The purpose of this project is to explore a set of text documents, (a corpora) using text mining and natural language processing, in order to build a predictive word model for english text.
First, I generated a sample (sample size was set to 1 percent of the total number of lines in each text document) of each of the three text documents by randomly selecting/reading lines from each text and then converting read lines into a dataframe (a tabular data structure in R)
Next, I tokenized each data frame of text by unnesting the text in each data frame to create a data frame of i) only single/unigram words, ii) only two paired words/bigrams and iii) only three paired words/trigrams
Then, I cleaned each tokenized dataframe by removing digits, punctuation, foreign words (i.e. words of non English orign) and profanity.
Then, I calculated the term frequency (tf) and the inverse document frequency (idf) of all words, bigrams and trigrams in order to identify and differentiate between common words across all three text documents and important words unique to each text document.

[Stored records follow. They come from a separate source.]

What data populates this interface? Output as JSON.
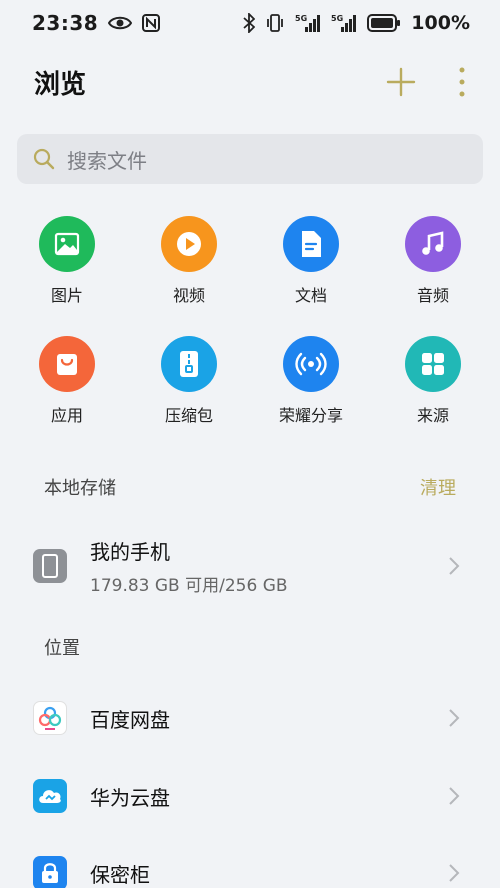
{
  "status_bar": {
    "time": "23:38",
    "battery": "100%",
    "icons": [
      "eye-icon",
      "nfc-icon",
      "bluetooth-icon",
      "vibrate-icon",
      "signal-5g-icon",
      "signal-5g-icon",
      "battery-icon"
    ]
  },
  "header": {
    "title": "浏览",
    "actions": [
      "add-icon",
      "more-icon"
    ],
    "accent_color": "#b9ab5e"
  },
  "search": {
    "placeholder": "搜索文件"
  },
  "categories": [
    {
      "label": "图片",
      "icon": "image-icon",
      "color": "#1fba5b"
    },
    {
      "label": "视频",
      "icon": "play-icon",
      "color": "#f7951d"
    },
    {
      "label": "文档",
      "icon": "document-icon",
      "color": "#1e84ef"
    },
    {
      "label": "音频",
      "icon": "music-icon",
      "color": "#8d5ee0"
    },
    {
      "label": "应用",
      "icon": "shopping-bag-icon",
      "color": "#f4663a"
    },
    {
      "label": "压缩包",
      "icon": "zip-icon",
      "color": "#1aa3e6"
    },
    {
      "label": "荣耀分享",
      "icon": "share-wave-icon",
      "color": "#1e84ef"
    },
    {
      "label": "来源",
      "icon": "grid-icon",
      "color": "#21b8b6"
    }
  ],
  "local_storage": {
    "title": "本地存储",
    "action": "清理",
    "device": {
      "name": "我的手机",
      "usage": "179.83 GB 可用/256 GB",
      "icon": "phone-icon"
    }
  },
  "locations": {
    "title": "位置",
    "items": [
      {
        "label": "百度网盘",
        "icon": "baidu-netdisk-icon"
      },
      {
        "label": "华为云盘",
        "icon": "cloud-icon"
      },
      {
        "label": "保密柜",
        "icon": "lock-icon"
      }
    ]
  }
}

Next, I created a dictionary of common (stop) words in the English language (for example: and, in, of, then) using the tf-idf term as well as words from a dataset in R called “stop_words”. I used this dictionary to differentiate between common words and important words in the corpora.

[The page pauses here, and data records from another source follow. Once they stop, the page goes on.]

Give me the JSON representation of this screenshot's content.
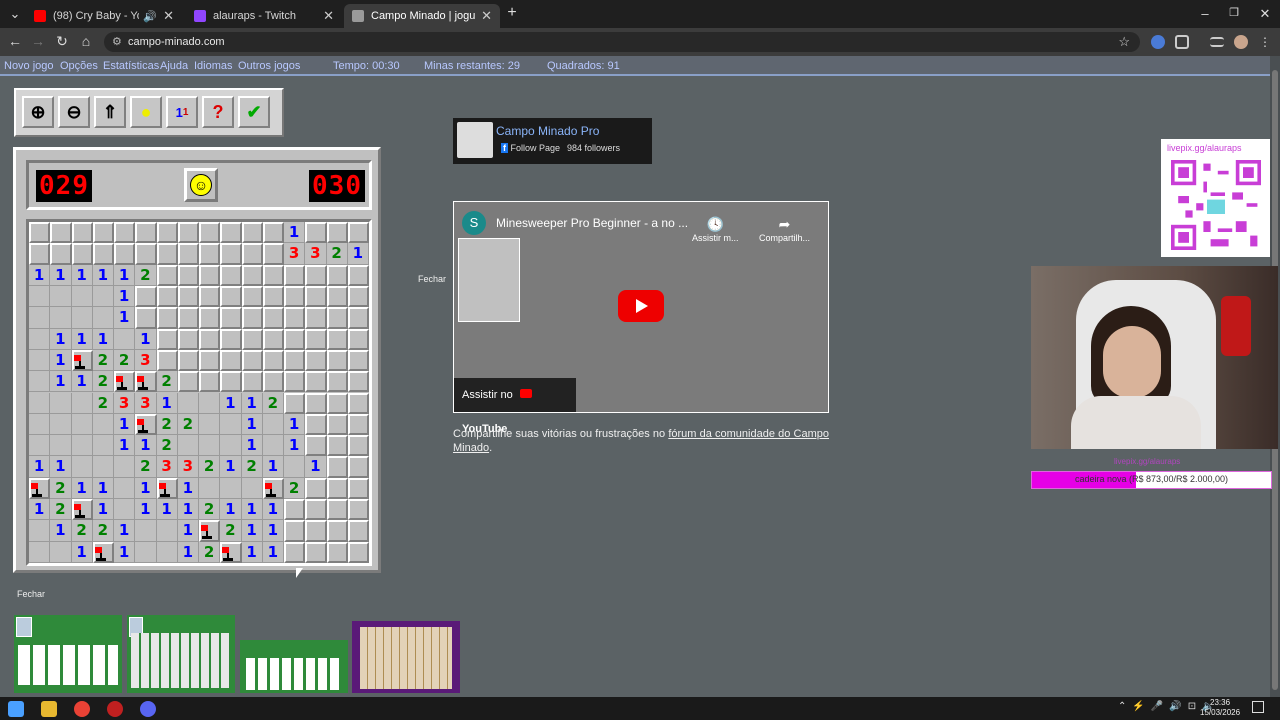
{
  "browser": {
    "tabs": [
      {
        "title": "(98) Cry Baby - YouTube",
        "color": "#ff0000",
        "audio": true
      },
      {
        "title": "alauraps - Twitch",
        "color": "#9146ff"
      },
      {
        "title": "Campo Minado | jogue online",
        "color": "#888888",
        "active": true
      }
    ],
    "url": "campo-minado.com"
  },
  "menu": {
    "items": [
      "Novo jogo",
      "Opções",
      "Estatísticas",
      "Ajuda",
      "Idiomas",
      "Outros jogos"
    ],
    "time": "Tempo: 00:30",
    "mines_left": "Minas restantes: 29",
    "squares": "Quadrados: 91"
  },
  "toolbox": [
    "zoom-in",
    "zoom-out",
    "scroll-up",
    "hint",
    "numbers",
    "help",
    "check"
  ],
  "game": {
    "mines_counter": "029",
    "timer": "030",
    "rows": [
      "CCCCCCCCCCCC1CCC",
      "CCCCCCCCCCCC3321",
      "111112CCCCCCCCCC",
      "....1CCCCCCCCCCC",
      "....1CCCCCCCCCCC",
      ".111.1CCCCCCCCCC",
      ".1F223CCCCCCCCCC",
      ".112FF2CCCCCCCCC",
      "...2331..112CCCC",
      "....1F22..1.1CCC",
      "....112...1.1CCC",
      "11...2332121.1CC",
      "F211.1F1...F2CCC",
      "12F1.1112111CCCC",
      ".1221..1F211CCCC",
      "..1F1..12F11CCCC"
    ]
  },
  "facebook": {
    "page_name": "Campo Minado Pro",
    "follow_label": "Follow Page",
    "followers": "984 followers"
  },
  "close_label": "Fechar",
  "video": {
    "avatar_letter": "S",
    "title": "Minesweeper Pro Beginner - a no ...",
    "watch_later": "Assistir m...",
    "share": "Compartilh...",
    "watch_on": "Assistir no",
    "youtube": "YouTube"
  },
  "share_text": {
    "prefix": "Compartilhe suas vitórias ou frustrações no ",
    "link": "fórum da comunidade do Campo Minado",
    "suffix": "."
  },
  "stream": {
    "qr_label": "livepix.gg/alauraps",
    "goal_title": "livepix.gg/alauraps",
    "goal_text": "cadeira nova (R$ 873,00/R$ 2.000,00)",
    "goal_fraction": 0.4365
  },
  "taskbar": {
    "time": "23:36",
    "date": "15/03/2026"
  }
}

Finally, for exploratory purposes, I calculated the proportion of single words, bigrams and trigrams in the corpora; identified the top twenty words, bigrams and trigrams in the corpora and plotted the top twenty words that make up 50%, 90% and 100% coverage of all word instances in the corpora.

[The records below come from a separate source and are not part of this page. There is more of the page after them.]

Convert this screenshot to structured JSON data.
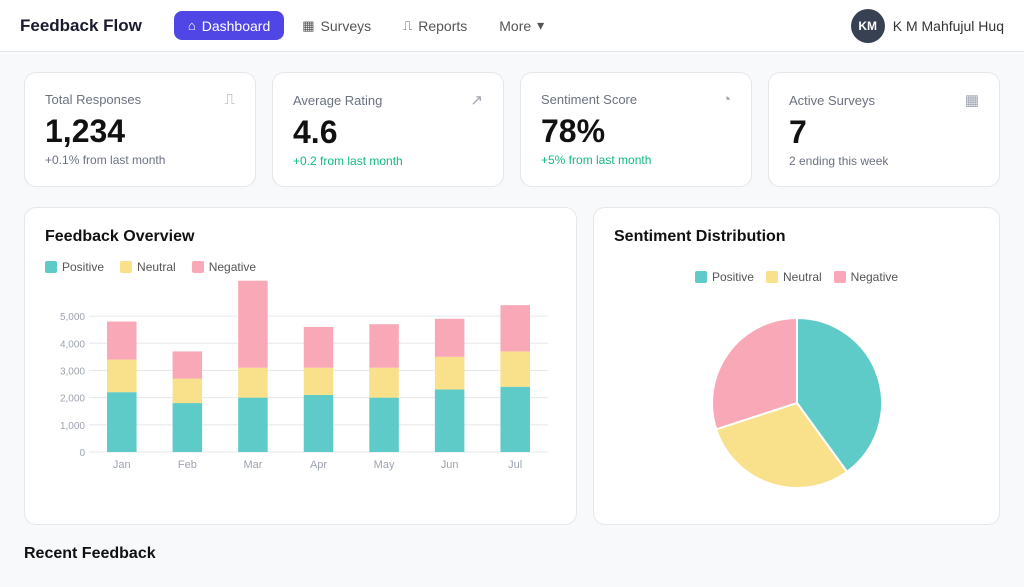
{
  "brand": "Feedback Flow",
  "nav": {
    "items": [
      {
        "id": "dashboard",
        "label": "Dashboard",
        "icon": "⌂",
        "active": true
      },
      {
        "id": "surveys",
        "label": "Surveys",
        "icon": "▦",
        "active": false
      },
      {
        "id": "reports",
        "label": "Reports",
        "icon": "⎍",
        "active": false
      },
      {
        "id": "more",
        "label": "More",
        "icon": "",
        "active": false
      }
    ],
    "more_label": "More",
    "chevron": "▾"
  },
  "user": {
    "name": "K M Mahfujul Huq",
    "initials": "KM"
  },
  "metrics": [
    {
      "id": "total-responses",
      "label": "Total Responses",
      "value": "1,234",
      "sub": "+0.1% from last month",
      "sub_type": "neutral",
      "icon": "⎍"
    },
    {
      "id": "average-rating",
      "label": "Average Rating",
      "value": "4.6",
      "sub": "+0.2 from last month",
      "sub_type": "green",
      "icon": "↗"
    },
    {
      "id": "sentiment-score",
      "label": "Sentiment Score",
      "value": "78%",
      "sub": "+5% from last month",
      "sub_type": "green",
      "icon": "◔"
    },
    {
      "id": "active-surveys",
      "label": "Active Surveys",
      "value": "7",
      "sub": "2 ending this week",
      "sub_type": "neutral",
      "icon": "▦"
    }
  ],
  "bar_chart": {
    "title": "Feedback Overview",
    "legend": [
      {
        "label": "Positive",
        "color": "#5ecbc8"
      },
      {
        "label": "Neutral",
        "color": "#f9e08b"
      },
      {
        "label": "Negative",
        "color": "#f9a8b8"
      }
    ],
    "y_labels": [
      "5,000",
      "4,000",
      "3,000",
      "2,000",
      "1,000",
      "0"
    ],
    "bars": [
      {
        "month": "Jan",
        "positive": 2200,
        "neutral": 1200,
        "negative": 1400
      },
      {
        "month": "Feb",
        "positive": 1800,
        "neutral": 900,
        "negative": 1000
      },
      {
        "month": "Mar",
        "positive": 2000,
        "neutral": 1100,
        "negative": 3200
      },
      {
        "month": "Apr",
        "positive": 2100,
        "neutral": 1000,
        "negative": 1500
      },
      {
        "month": "May",
        "positive": 2000,
        "neutral": 1100,
        "negative": 1600
      },
      {
        "month": "Jun",
        "positive": 2300,
        "neutral": 1200,
        "negative": 1400
      },
      {
        "month": "Jul",
        "positive": 2400,
        "neutral": 1300,
        "negative": 1700
      }
    ],
    "max_value": 6400
  },
  "pie_chart": {
    "title": "Sentiment Distribution",
    "legend": [
      {
        "label": "Positive",
        "color": "#5ecbc8"
      },
      {
        "label": "Neutral",
        "color": "#f9e08b"
      },
      {
        "label": "Negative",
        "color": "#f9a8b8"
      }
    ],
    "segments": [
      {
        "label": "Positive",
        "value": 40,
        "color": "#5ecbc8"
      },
      {
        "label": "Neutral",
        "value": 30,
        "color": "#f9e08b"
      },
      {
        "label": "Negative",
        "value": 30,
        "color": "#f9a8b8"
      }
    ]
  },
  "recent_section": {
    "title": "Recent Feedback"
  }
}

| wordtype | n | n/total(%) | n_common | n_common/n(%) |
|---|---|---|---|---|
| words | 58072 | 6 | 13034 | 22 |
| bigrams | 344308 | 36 | 176864 | 51 |
| trigrams | 534108 | 57 | 295854 | 55 |
| word_type | word_coverage | n | n_common | n_commons/n(%) |
|---|---|---|---|---|
| words | 50% | 29035 | 6496 | 22 |
| words | 90% | 52264 | 11630 | 22 |
| words | 100% | 58072 | 13034 | 22 |
| bigrams | 50% | 172154 | 88539 | 51 |
| bigrams | 90% | 309877 | 157903 | 50 |
| bigrams | 100% | 344308 | 176864 | 51 |
| trigrams | 50% | 267054 | 146543 | 54 |
| trigrams | 90% | 480697 | 264506 | 55 |
| trigrams | 100% | 534108 | 295854 | 55 |
The figures below show the top 20 words, bigrams and trigrams in the corpora
I plan to use term frequencies (tf) and inverse document frequencies (idf) to identify words, bigrams and trigrams as well as differentiate common words from importrant words in the corpora.
The predictive model will calculate the probability of each word, bigram and trigram based on the tf-idf term, word group (i.e. common versus important) and correlation with other word(s). I am also considering the stemming technique (i.e. calculating the frequencies of root words) as another metric in calculating probabilities and predicting words, bigrams and trigrams. My goal is to categorize words, bigrams trigrams into as many unique groups as possible so as to reduce the model, more efficiently predict words, bigrams and tirgrams and reduce performance time.
Altogether, I have conceptualized my predictive model as a large tree made up of leaves and branches with each leaf assigned to a word, bigrams or trigrams and each branch as steps (probabilities) leading to prediction of words, bigrams or trigrams.
I plan to expand coverage of the corpora by adding at most 5 unobserved words associated with each observed word (a set of synonyms) using online dictionaries such as the words association network. Each synonyms will be assigned probabilities based on the type of speech e.g. noun, verb, adjective and adverb.
In addition, for cases where a particular n-gram is not observed, I plan on using the word embeddings approach. This approach will add unobserved n-grams to the corpora by (randomly or using some criteria) labelling a selection of low term frequency (non stpp) ngrams as unobserved.
Finally, to evaluate the model, I plan to calculate prediction accuracy i.e. calculate the the number of times the predicted word matches the observed word. I also intend to explore other evaluation metrics such as the average number of keystrokes by the user per character and the amount of time the algorithm takes to make a prediction given an acceptable input.